WE take the following words from the Christian Statesman of January 25:—
The duty of serving the Lord is binding equally everywhere. Can it be that God has bound men by moral law every place but one? Can it be that he has left the great organization of government with its tremendous power and possibilities for both good and evil, unaccountable, without moral and organic power for its control? This is true if the folly of modern State philosophy be true, that religion has nothing to do with politics.
The above is part of an address delivered before the “National Christian Congress,” at Atlanta, Georgia, Dec. 19, 1895, by Rev. C. N. Donaldson. We respectfully take issue with the latter concerning what he affirms must be true from the standpoint of separation between religion and politics.

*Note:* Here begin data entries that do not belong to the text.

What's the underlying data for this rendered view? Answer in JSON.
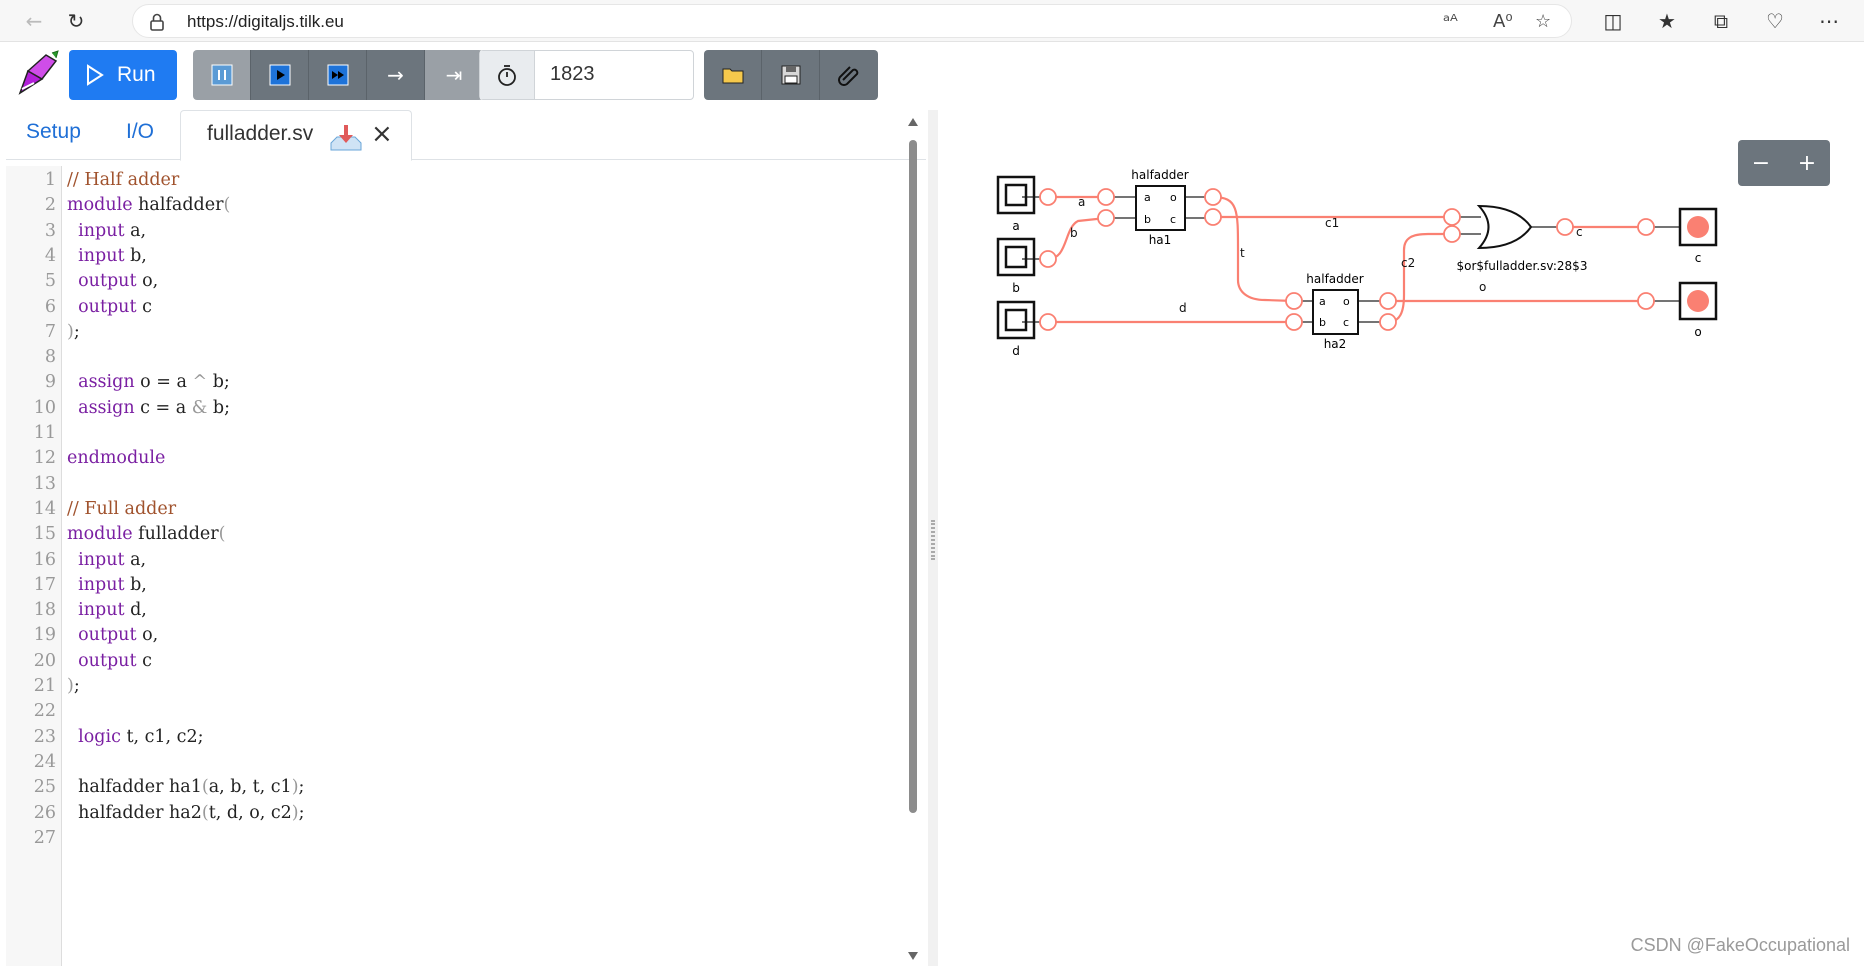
{
  "browser": {
    "url": "https://digitaljs.tilk.eu"
  },
  "toolbar": {
    "run_label": "Run",
    "tick_value": "1823"
  },
  "tabs": {
    "setup": "Setup",
    "io": "I/O",
    "file": "fulladder.sv"
  },
  "code_lines": [
    {
      "n": "1",
      "html": "<span class=\"cm\">// Half adder</span>"
    },
    {
      "n": "2",
      "html": "<span class=\"kw\">module</span> halfadder<span class=\"pn\">(</span>"
    },
    {
      "n": "3",
      "html": "  <span class=\"kw\">input</span> a,"
    },
    {
      "n": "4",
      "html": "  <span class=\"kw\">input</span> b,"
    },
    {
      "n": "5",
      "html": "  <span class=\"kw\">output</span> o,"
    },
    {
      "n": "6",
      "html": "  <span class=\"kw\">output</span> c"
    },
    {
      "n": "7",
      "html": "<span class=\"pn\">)</span>;"
    },
    {
      "n": "8",
      "html": ""
    },
    {
      "n": "9",
      "html": "  <span class=\"kw\">assign</span> o = a <span class=\"pn\">^</span> b;"
    },
    {
      "n": "10",
      "html": "  <span class=\"kw\">assign</span> c = a <span class=\"pn\">&amp;</span> b;"
    },
    {
      "n": "11",
      "html": ""
    },
    {
      "n": "12",
      "html": "<span class=\"kw\">endmodule</span>"
    },
    {
      "n": "13",
      "html": ""
    },
    {
      "n": "14",
      "html": "<span class=\"cm\">// Full adder</span>"
    },
    {
      "n": "15",
      "html": "<span class=\"kw\">module</span> fulladder<span class=\"pn\">(</span>"
    },
    {
      "n": "16",
      "html": "  <span class=\"kw\">input</span> a,"
    },
    {
      "n": "17",
      "html": "  <span class=\"kw\">input</span> b,"
    },
    {
      "n": "18",
      "html": "  <span class=\"kw\">input</span> d,"
    },
    {
      "n": "19",
      "html": "  <span class=\"kw\">output</span> o,"
    },
    {
      "n": "20",
      "html": "  <span class=\"kw\">output</span> c"
    },
    {
      "n": "21",
      "html": "<span class=\"pn\">)</span>;"
    },
    {
      "n": "22",
      "html": ""
    },
    {
      "n": "23",
      "html": "  <span class=\"kw\">logic</span> t, c1, c2;"
    },
    {
      "n": "24",
      "html": ""
    },
    {
      "n": "25",
      "html": "  halfadder ha1<span class=\"pn\">(</span>a, b, t, c1<span class=\"pn\">)</span>;"
    },
    {
      "n": "26",
      "html": "  halfadder ha2<span class=\"pn\">(</span>t, d, o, c2<span class=\"pn\">)</span>;"
    },
    {
      "n": "27",
      "html": ""
    }
  ],
  "circuit": {
    "inputs": [
      "a",
      "b",
      "d"
    ],
    "outputs": [
      "c",
      "o"
    ],
    "ha1_type": "halfadder",
    "ha1_name": "ha1",
    "ha2_type": "halfadder",
    "ha2_name": "ha2",
    "port_a": "a",
    "port_b": "b",
    "port_o": "o",
    "port_c": "c",
    "or_name": "$or$fulladder.sv:28$3",
    "wires": {
      "a": "a",
      "b": "b",
      "d": "d",
      "t": "t",
      "c1": "c1",
      "c2": "c2",
      "c": "c",
      "o": "o"
    }
  },
  "zoom": {
    "minus": "−",
    "plus": "+"
  },
  "watermark": "CSDN @FakeOccupational",
  "colors": {
    "accent": "#1f7bf2",
    "wire_high": "#fa8072",
    "button_gray": "#6c757d"
  }
}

By the statement that religion and politics should not be mixed, it is not meant that politics should be conducted in an anti-religious or unrighteous manner, but that religious doctrines and institutions lie without the sphere of politics, and hence cannot properly ask for or be given political recognition.

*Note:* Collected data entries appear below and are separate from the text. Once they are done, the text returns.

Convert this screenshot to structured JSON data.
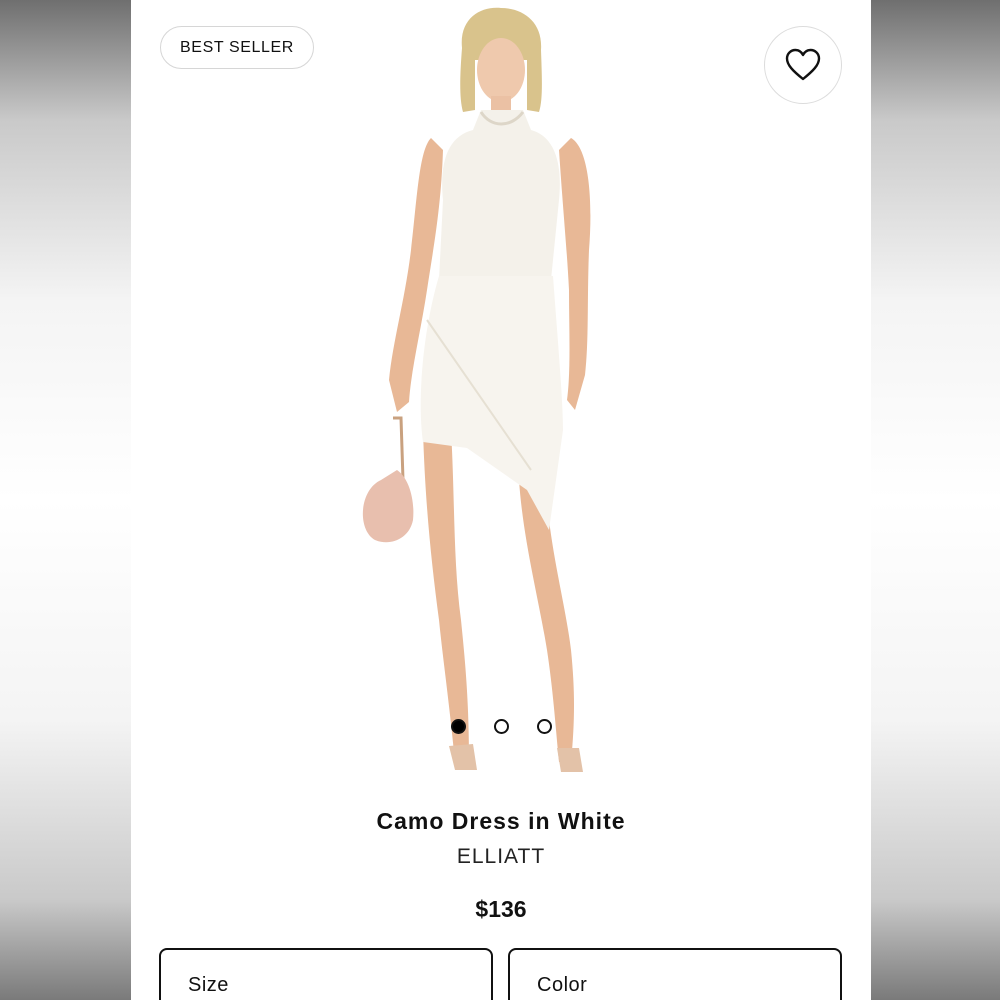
{
  "badge": "BEST SELLER",
  "favorite": {
    "icon": "heart-icon"
  },
  "product": {
    "title": "Camo Dress in White",
    "brand": "ELLIATT",
    "price": "$136"
  },
  "carousel": {
    "total": 3,
    "active": 1
  },
  "options": {
    "size_label": "Size",
    "color_label": "Color"
  }
}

The distinction between the two is simply this: The sphere of religion covers all thought and action pertaining to an individual’s duty toward God, and of necessity entirely excludes all human action in a representative capacity. The sphere of politics, on the other hand, relates only to the protection of individuals in the enjoyment of their rights, and is inseparable from that action in representative capacity which religion excludes.
There is a Christian principle, indeed, which should govern men in political action as in everything else; but that principle does not require that religious dogmas and institutions should have the support of the civil power. On the contrary, it requires the very opposite, since to give religion such “support” would be contrary to justice and a denial of the power and authority of God.
Christian principle in politics requires that an individual should act honestly and fairly to the best of his ability in making secure to all persons within the range of his action, those inalienable rights with which all have been endowed by their Creator. And as these include the right of an individual to think for himself and to act in harmony with his convictions of right and duty—so long as he invades no other person’s rights,—it is clear that religious legislation can have no support from the person who is governed by Christian principle in his political action.
Christianity means freedom—freedom to all persons to enjoy every God-given right and privilege, even those from which men have cut themselves off by sin. Christianity—the gospel—is the world’s great proclamation of emancipation; and those who would in its name restrict their fellowmen by putting their own religious ideas into the civil law, and enforcing them by the civil power, show themselves to be deplorably ignorant of what Christianity is.